Is Medtronic Worth Buying For Its Dividend?
So far, MDT looks like a decent stock to own but not one that is likely to beat the market by much over the coming year. This view, however, only takes into account share price appreciation.
In addition to this, investors must also consider the stock’s 3.2% dividend yield. Though Medtronic’s dividend payout ratio is quite high at about 88%, the company’s 47-year history of dividend increases makes it quite likely that shareholders will continue to see a steady flow of cash from the medical devices manufacturer.
It’s also useful to note how high MDT’s dividend is in comparison to the S&P 500 average. At the moment, the benchmark index yields just 1.4%, less than half of MDT’s dividend.
While the S&P 500 may edge out Medtronic over the coming year in terms of appreciation, this advantage in dividends may well help to close the gap between the two while providing MDT shareholders with a consistent stream of investment income.
Pitfalls of Owning Medtronic?
While there is much to like about Medtronic, the firm’s revenue growth has largely plateaued in recent years.
Though there has been a slight upward trend, quarterly revenues have stayed within a fairly narrow range for most of the last decade.
This trend could be a concern for long-term investors, as the company will eventually need a catalyst to kickstart an upward trend.
MDT is also taking on debt to fund its plans for future expansion. The company saw double-digit year-over-year increases in its long-term debt in 2023, a fact that may concern investors.
The upside to the financial engineering is that Medtronic has significant experience in managing debts effectively. Long-term debt today is still lower than it was when it peaked in 2015, and the trend for much of the time since then has been one of debt reduction.
Nonetheless, it is slightly worrying to see debt ticking up again. The current obligations are likely manageable and could fuel the company’s growth initiatives.
What Is Medtronic’s Growth Plan?
While stagnant revenues over much of the last decade may raise red flags for investors, management is currently attempting to correct that problem.
The core of the new growth strategy is global expansion, bringing Medtronic’s portfolio of medical device offerings to markets around the world. At the same time, the company is expanding its product base to capture new revenues.
Management credited this plan with much of the growth in the most recent quarter. That quarter also saw a group of new FDA approvals that could help Medtronic grow in the long run.

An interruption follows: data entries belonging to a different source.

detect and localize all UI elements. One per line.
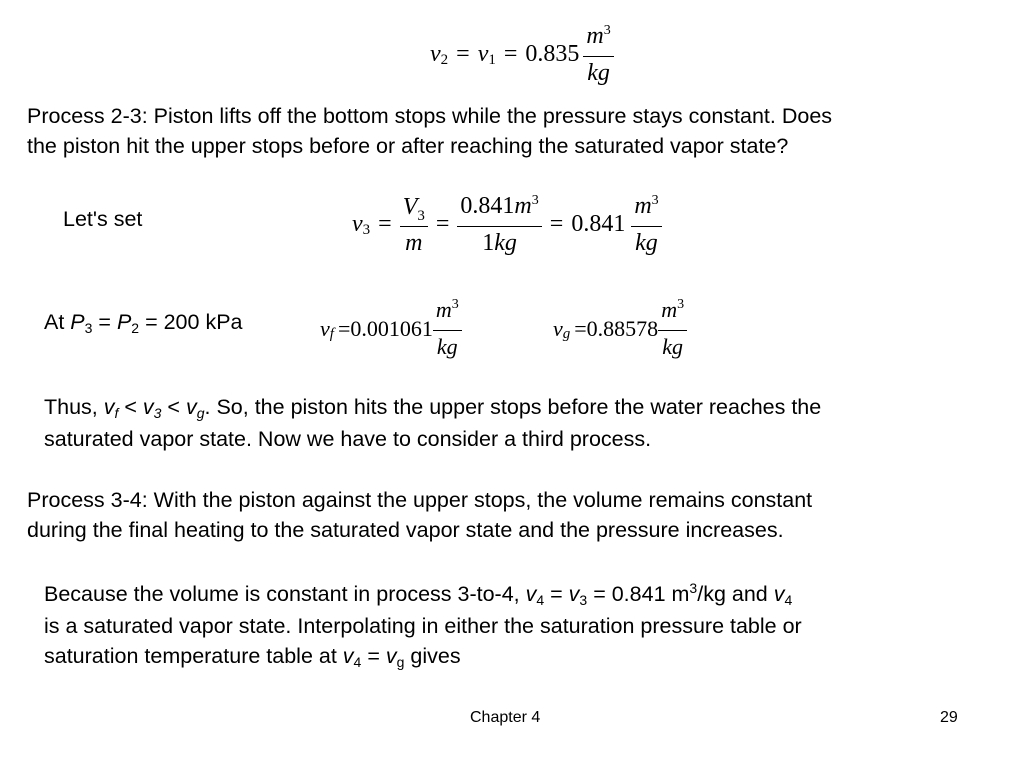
eq2-f2-den-value: 1 <box>482 230 495 256</box>
eq1-value: 0.835 <box>525 41 580 67</box>
thus-t1: Thus, <box>44 395 104 419</box>
eq1-unit <box>583 22 613 87</box>
equation-v2-v1: v 2 = v 1 = 0.835 $\frac{m^3}{kg}$ <box>430 22 614 87</box>
pressure-eq: = <box>92 310 117 334</box>
eq2-lhs-sub: 3 <box>362 222 371 238</box>
eq2-f2-num-unit: m <box>514 193 532 219</box>
because-v4c-sub: 4 <box>353 654 362 670</box>
eq1-mid-var: v <box>477 41 489 67</box>
process-3-4-line1: Process 3-4: With the piston against the upper stops, the volume remains constant <box>27 488 813 512</box>
vg-var: v <box>553 315 563 341</box>
pressure-p3-sub: 3 <box>84 320 93 336</box>
vf-unit-den: kg <box>436 334 458 359</box>
eq2-frac2 <box>457 192 541 257</box>
pressure-statement <box>44 307 243 339</box>
process-3-4-paragraph <box>27 485 812 545</box>
eq2-unit-sup: 3 <box>651 193 659 208</box>
eq2-f1-num-sub: 3 <box>417 207 425 224</box>
pressure-suffix: = 200 kPa <box>139 310 243 334</box>
vg-unit-den: kg <box>662 334 684 359</box>
eq2-f2-num-value: 0.841 <box>460 193 515 219</box>
eq1-unit-den: kg <box>587 60 610 86</box>
because-m-sup: 3 <box>689 580 698 596</box>
eq1-mid-sub: 1 <box>488 52 496 68</box>
eq1-unit-sup: 3 <box>603 23 611 38</box>
because-line1 <box>44 579 802 611</box>
because-b: = 0.841 m <box>587 582 690 606</box>
thus-v3: v <box>142 395 154 419</box>
thus-line2: saturated vapor state. Now we have to consider a third process. <box>44 427 652 451</box>
eq2-f1-num-var: V <box>402 193 418 220</box>
because-v3-sub: 3 <box>579 592 588 608</box>
thus-lt1: < <box>118 395 143 419</box>
process-2-3-line2: the piston hit the upper stops before or after reaching the saturated vapor state? <box>27 134 789 158</box>
vf-var: v <box>320 315 330 341</box>
pressure-p2: P <box>116 310 132 334</box>
process-2-3-line1: Process 2-3: Piston lifts off the bottom stops while the pressure stays constant. Does <box>27 104 833 128</box>
equation-vg <box>553 296 687 361</box>
vf-unit-num: m <box>435 297 452 322</box>
because-eq: = <box>544 582 569 606</box>
because-eq2: = <box>361 644 386 668</box>
vg-unit <box>658 296 687 361</box>
vf-unit-sup: 3 <box>451 297 459 312</box>
equation-v3: v 3 = $\frac{V_3}{m}$ = $\frac{0.841m^3}{1kg}$ = 0.841 $\frac{m^3}{kg}$ <box>352 192 662 257</box>
eq2-unit <box>631 192 661 257</box>
equation-vf <box>320 296 462 361</box>
because-v4-sub: 4 <box>536 592 545 608</box>
vf-sub: f <box>329 326 334 342</box>
footer-page-number: 29 <box>940 709 958 726</box>
eq2-f1-den: m <box>405 229 423 256</box>
because-line2: is a saturated vapor state. Interpolating in either the saturation pressure table or <box>44 614 802 638</box>
eq2-lhs-var: v <box>352 211 363 237</box>
vg-unit-num: m <box>661 297 678 322</box>
because-line3b: gives <box>404 644 461 668</box>
eq2-result: 0.841 <box>571 211 626 237</box>
thus-vf-sub: f <box>114 405 119 421</box>
because-vgc: v <box>385 644 397 668</box>
thus-line1 <box>44 392 821 424</box>
vf-unit <box>433 296 462 361</box>
pressure-p2-sub: 2 <box>131 320 140 336</box>
because-line3a: saturation temperature table at <box>44 644 343 668</box>
eq2-unit-den: kg <box>635 230 658 256</box>
thus-t2: . So, the piston hits the upper stops before the water reaches the <box>204 395 822 419</box>
lets-set-label: Let's set <box>63 207 143 231</box>
thus-v3-sub: 3 <box>153 405 162 421</box>
eq2-unit-num: m <box>634 193 652 219</box>
thus-lt2: < <box>161 395 186 419</box>
eq2-f2-num-sup: 3 <box>531 193 539 208</box>
pressure-p3: P <box>70 310 85 334</box>
because-line3 <box>44 641 802 673</box>
eq2-f2-den-unit: kg <box>494 230 517 256</box>
thus-vg: v <box>185 395 197 419</box>
vg-unit-sup: 3 <box>677 297 685 312</box>
process-2-3-paragraph <box>27 101 832 161</box>
because-v4: v <box>525 582 537 606</box>
footer-chapter: Chapter 4 <box>470 709 541 726</box>
vf-value: =0.001061 <box>337 315 433 341</box>
because-v4c: v <box>342 644 354 668</box>
because-paragraph <box>44 579 802 673</box>
vg-value: =0.88578 <box>574 315 659 341</box>
vg-sub: g <box>562 326 571 342</box>
eq1-lhs-sub: 2 <box>440 52 449 68</box>
because-c: /kg and <box>697 582 774 606</box>
process-3-4-line2: during the final heating to the saturated vapor state and the pressure increases. <box>27 518 784 542</box>
because-v4b-sub: 4 <box>784 592 793 608</box>
eq2-frac1 <box>400 193 428 257</box>
thus-paragraph <box>44 392 821 454</box>
eq1-unit-num: m <box>586 23 604 49</box>
because-v4b: v <box>773 582 785 606</box>
thus-vf: v <box>103 395 115 419</box>
because-vgc-sub: g <box>396 654 405 670</box>
because-a: Because the volume is constant in process 3-to-4, <box>44 582 526 606</box>
eq1-lhs-var: v <box>430 41 441 67</box>
pressure-prefix: At <box>44 310 71 334</box>
because-v3: v <box>568 582 580 606</box>
thus-vg-sub: g <box>196 405 205 421</box>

New product approvals included devices intended for the management of diabetes and hypertension, both widespread, chronic conditions.
The Bottom Line
Based on Medtronic’s prospects in the upcoming year, it seems reasonable to suppose that the stock will rise towards analysts consensus estimate. Though Medtronic is unlikely to experience rapid earnings growth over this period, a continuation of modest expansion paired with the prospect of higher growth rates over the next several years will likely allow MDT to keep pace with the market as a whole.
Combined with a higher-than-average dividend yield, these returns would likely make MDT an attractive option for conservative, income-focused investors.
On a longer time frame, MDT’s investments in global growth and new products could provide stronger earnings growth and, by extension, more significant upward pressure on share prices.